Termasuk pemberian 75 juta dolar AS dana pembangunan untuk Tepi Barat dan 110 juta dolar AS untuk Gaza. Pendanaan untuk misi PBB untuk pengungsi Palestina, UNRWA, juga dipulihkan setelah dipotong oleh Trump, menjadi 235 juta dolar AS.

Hagerty menyebut pada sidang Hari Rabu, keinginan AS membuka kembali konsulat jenderal akan menjadi pelanggaran terhadap Undang-Undang Kedutaan Yerusalem tahun 1995.

"Usulan Presiden Biden untuk membuka misi kedua AS di Yerusalem akan mulai membalikkan pengakuan Yerusalem, dan itu akan membagi ibu kota abadi dan tak terbagi Israel," tukas Hagerty.

Namun, McKeon mengoreksinya, menambahkan "Tidak ada niat untuk memindahkan kedutaan AS dari Yerusalem."
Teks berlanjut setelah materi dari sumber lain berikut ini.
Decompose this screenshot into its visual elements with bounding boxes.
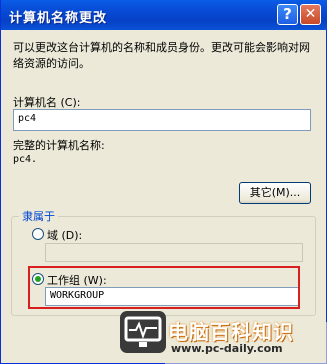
description-text: 可以更改这台计算机的名称和成员身份。更改可能会影响对网络资源的访问。 [13, 41, 310, 70]
domain-input[interactable] [45, 243, 303, 262]
close-button[interactable]: ✕ [300, 4, 321, 25]
domain-radio[interactable] [32, 228, 44, 240]
other-button[interactable]: 其它(M)... [239, 182, 311, 204]
full-name-value: pc4. [13, 154, 38, 165]
title-bar[interactable]: 计算机名称更改 ? ✕ [1, 0, 327, 30]
close-icon: ✕ [304, 6, 317, 22]
dialog-window: 计算机名称更改 ? ✕ 可以更改这台计算机的名称和成员身份。更改可能会影响对网络… [0, 0, 327, 364]
help-button[interactable]: ? [277, 4, 298, 25]
help-icon: ? [283, 5, 292, 23]
domain-label: 域 (D): [47, 229, 83, 242]
window-title: 计算机名称更改 [9, 11, 108, 26]
computer-name-input[interactable]: pc4 [13, 109, 311, 131]
monitor-icon [120, 311, 166, 353]
watermark-title: 电脑百科知识 [168, 320, 294, 344]
computer-name-value: pc4 [18, 113, 37, 124]
watermark-url: www.pc-daily.com [171, 342, 283, 355]
computer-name-label: 计算机名 (C): [13, 96, 81, 109]
full-name-label: 完整的计算机名称: [13, 139, 105, 152]
member-of-legend: 隶属于 [19, 208, 58, 224]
Untuk diketahui, sekitar 2,8 juta warga Palestina tinggal di Tepi Barat, sementara 327.000 lainnya tinggal di Yerusalem Timur dan 2 juta lainnya tinggal di Gaza, yang tidak terhubung ke Tepi Barat dan berada di bawah blokade Israel sejak Hamas memenangkan pemilihan di sana pada 2007.

Kendati demikian, Pemerintah Israel di bawah Perdana Menteri Naftali Bennett memperjelas ketidakmungkinan tersebut. Gideon Sa'ar yang mengepalai Kementerian Kehakiman Israel dengan tegas mengatakan kepada The Jerusalem Post, 'tidak mungkin itu akan terjadi'.

"Saya ingin membuatnya sangat jelas. Kami menentangnya, kami 100 persen menentang. Itu membutuhkan persetujuan Israel, saya tidak percaya itu akan mendapat persetujuan Israel," tukasnya.